Muhammadiyah era kepemimpinan Prof Dr H M Din Syamsudin mempunyai hubungan yang lebih intens dengan dunia internasional. Beliau menjadi pimpinan organisasi kerjasama antar bangsa dan antar agama yang berskala internasional. Beliau antara lain menjadi Chairman Wordl Peace Forum (WPF), Presiden Asean Committee on Religion for Peace (ACRP), Honorary President World Conference on Religion for Peace (WCRP), dan jabatan lainnya di forum dunia. Hubungannya tidak sekadar seremonial, tetapi aktif mendialogkan berbagai pemikiran Islam dan perdamaian, serta memprakarsai pemecahan konflik seperti di Mindanao Philipna Selatan, dan lain-lain.
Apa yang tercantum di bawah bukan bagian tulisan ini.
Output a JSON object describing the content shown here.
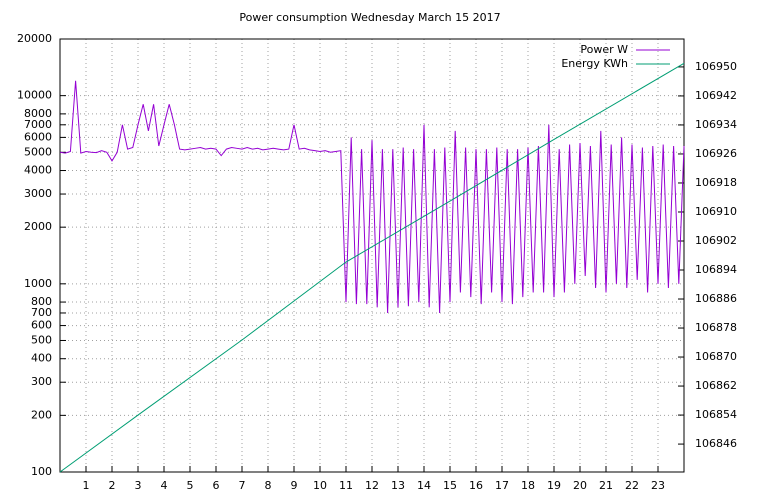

Prof Dr Din Syamsudin secara panjang lebar menerangkan gerak Muhammadiyah di dunia internasional ini beberapa waktu lalu di Universitas Muhammadiyah Surakarta. Berikut beberapa keterangannya, tersusun dalam bentuk dialog di bawah ini:
Sejauh manakah pentingnya isu internasional bagi Muhammadiyah?
Isu internasionalisasi itu penting bagi Muhammadiyah. Orientasi mendunia internasional, orientasi menatap ke dunia luar (out world looking) itu sudah dimulai Muhammadiyah, bahkan sejak kelahirannya. Kalau kita buka hasil-hasil Kongres Muhammadiyah tahun 30an, 40an, 50an sampai terakhir, selalu ada bagian dari rekomendasi penting tentang dunia islam. Dalam berita media-media Muhammadiyah, juga selalu ada tentang dunia Islam. Jadi, orientasi tentang dunia Islam ini juga cukup kuat dimiliki oleh Muhammadiyah.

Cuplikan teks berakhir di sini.